Politique

Le régime se fait de plus en plus d’ennemis

Le bilan du régime est peu convaincant, alors que les dirigeants ont le talent exceptionnel de se faire des ennemis.

Légitimité chancelante ? Le poids des doublons pèse-t-il lourdement sur les épaules du pouvoir en place ? La réalité offre à l’opposition des brèches béantes et elle ne donne pas du répit aux gouvernants. Qui plus est, ces derniers ne font rien pour apaiser la situation. Au contraire, ils donnent l’impression d’attiser le feu.

Sur tous les fronts, la contestation prend de plus en plus des formes disparates. La distribution des aides sociales connaît toujours des chahuts sur les terrains, notamment dans l’Analamanga. Certains élus d’autres régions intervenant sur les stations télé privées ont montré leur frustration tant leurs « faritra » ne bénéficient pas de ces largesses gouvernementales.

Les tumultes gagnent même les institutions si l’on ne cite que l’Assemblée nationale et le Sénat dont des parlementaires contestent une démocratie bancale laminée par des manipulations d’artifices juridiques sur leur propre fonctionnement. La décision de diminuer le nombre des sénateurs pour l’avenir est vue comme une velléité d’amoindrir la voix des régions, limitant leur représentation à la Chambre Haute. Bien que certains ne s’expriment pas pour le moment, ils le digèrent mal. Cette décision est vue comme une stratégie politique dont la finalité est d’éviter le risque lié à ces épisodes de navette entre les deux chambres. Pour certains, le motif de gaspillage n’est qu’un leurre.

Mise à part l’opposition officielle réunie au sein du RMDM, les tenants du régime se font de plus en plus des ennemis. Les fonctionnaires et les travailleurs sont appelés à se souscrire à un prêt s’ils sont en difficulté. Et soyez-en sûr, ils le sont. La preuve, le premier responsable de la Cnaps mentionne fièrement le nombre des inscrits qui grossissait ces derniers temps. Les travailleurs s’attendaient plutôt à une aide, à une dotation non remboursable, mais sûrement, l’Etat ne dispose pas assez de ressources pour cela. Du coup, les souscripteurs n’ont pas le choix. La résignation s’installe, mais ils gardent cette frustration dans un coin de leur tête. Le moment venu, ils le rappelleront.

Cette incarnation de bâtisseur d’ennemis s’étend dans la capitale de Madagascar. En cacophonie avec les conseillers municipaux d’Antananarivo, l’Exécutif de la CUA subit la risée des adeptes des réseaux sociaux. Les railleries et la dérision inondent le terrain à cause de cette inscription dans le budget révisé de la Commune des lignes de différentes sortes de droits jugés inadéquats par les usagers et autres citadins.

Conscient de l’absurdité du contexte, le Maire essaie de se rattraper en proposant l’examen de ce budget à la session de septembre tout en subissant dans les réseaux sociaux tantôt les remontrances des uns, tantôt les sarcasmes des autres avec ces photomontages ridiculisant la situation. Toujours est-il qu’une bonne partie des habitants de la capitale commencent à avoir des doutes sur la crédibilité des dirigeants de la ville, sur leurs capacités à tenir leurs promesses, à l’image du maintien de Easy Park, alors que le candidat-Maire a fait de sa «suppression » son cheval de bataille lors de la campagne électorale.

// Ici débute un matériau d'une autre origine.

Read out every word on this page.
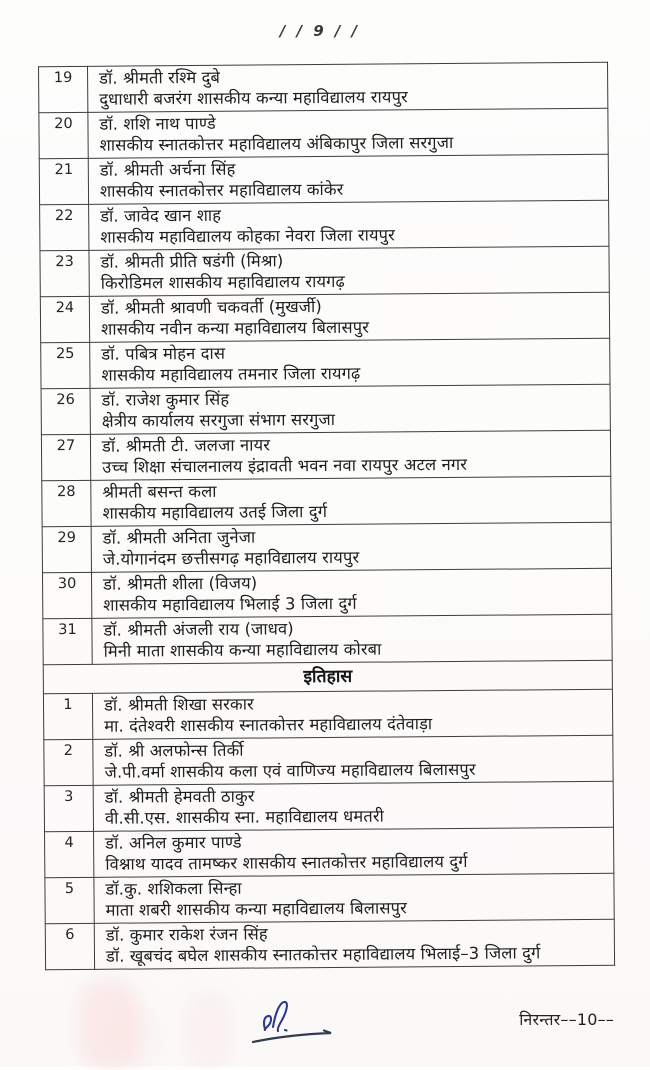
/ / 9 / /
19	डॉ. श्रीमती रश्मि दुबे
दुधाधारी बजरंग शासकीय कन्या महाविद्यालय रायपुर

20	डॉ. शशि नाथ पाण्डे
शासकीय स्नातकोत्तर महाविद्यालय अंबिकापुर जिला सरगुजा

21	डॉ. श्रीमती अर्चना सिंह
शासकीय स्नातकोत्तर महाविद्यालय कांकेर

22	डॉ. जावेद खान शाह
शासकीय महाविद्यालय कोहका नेवरा जिला रायपुर

23	डॉ. श्रीमती प्रीति षडंगी (मिश्रा)
किरोडिमल शासकीय महाविद्यालय रायगढ़

24	डॉ. श्रीमती श्रावणी चकवर्ती (मुखर्जी)
शासकीय नवीन कन्या महाविद्यालय बिलासपुर

25	डॉ. पबित्र मोहन दास
शासकीय महाविद्यालय तमनार जिला रायगढ़

26	डॉ. राजेश कुमार सिंह
क्षेत्रीय कार्यालय सरगुजा संभाग सरगुजा

27	डॉ. श्रीमती टी. जलजा नायर
उच्च शिक्षा संचालनालय इंद्रावती भवन नवा रायपुर अटल नगर

28	श्रीमती बसन्त कला
शासकीय महाविद्यालय उतई जिला दुर्ग

29	डॉ. श्रीमती अनिता जुनेजा
जे.योगानंदम छत्तीसगढ़ महाविद्यालय रायपुर

30	डॉ. श्रीमती शीला (विजय)
शासकीय महाविद्यालय भिलाई 3 जिला दुर्ग

31	डॉ. श्रीमती अंजली राय (जाधव)
मिनी माता शासकीय कन्या महाविद्यालय कोरबा

इतिहास	
1	डॉ. श्रीमती शिखा सरकार
मा. दंतेश्वरी शासकीय स्नातकोत्तर महाविद्यालय दंतेवाड़ा

2	डॉ. श्री अलफोन्स तिर्की
जे.पी.वर्मा शासकीय कला एवं वाणिज्य महाविद्यालय बिलासपुर

3	डॉ. श्रीमती हेमवती ठाकुर
वी.सी.एस. शासकीय स्ना. महाविद्यालय धमतरी

4	डॉ. अनिल कुमार पाण्डे
विश्नाथ यादव तामष्कर शासकीय स्नातकोत्तर महाविद्यालय दुर्ग

5	डॉ.कु. शशिकला सिन्हा
माता शबरी शासकीय कन्या महाविद्यालय बिलासपुर

6	डॉ. कुमार राकेश रंजन सिंह
डॉ. खूबचंद बघेल शासकीय स्नातकोत्तर महाविद्यालय भिलाई–3 जिला दुर्ग
निरन्तर––10––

L’on ne cite même plus les cas des kiosques détruits et autres pavillons vivant sous l’épée de Damoclès, dont les propriétaires constituent de potentiels ennemis du premier magistrat de la ville issu du sérail du groupement Mapar.

Légitimité chancelante, le régime a besoin d’un fort catalyseur pour se remettre en selle au plus vite. Il devrait cesser les différents harcèlements économiques à l’encontre de certaines entreprises pour s’investir d’une onction favorable. Ce n’est pas en se mettant au dos contre une grande partie des paysans de Vakinankaratra sous-prétexte que ceux-ci approvisionnent la société proche de Marc Ravalomanana que le pouvoir s’érige une image d’élite du progrès. Au contraire, le manque d’empathie, la culture d’arrogance, et l’absence de discernement, ne font que nuire à sa réputation. Le mandat présidentiel avance pas-à-pas vers la ligne médiane, et pour le moment, le bilan laisse à désirer.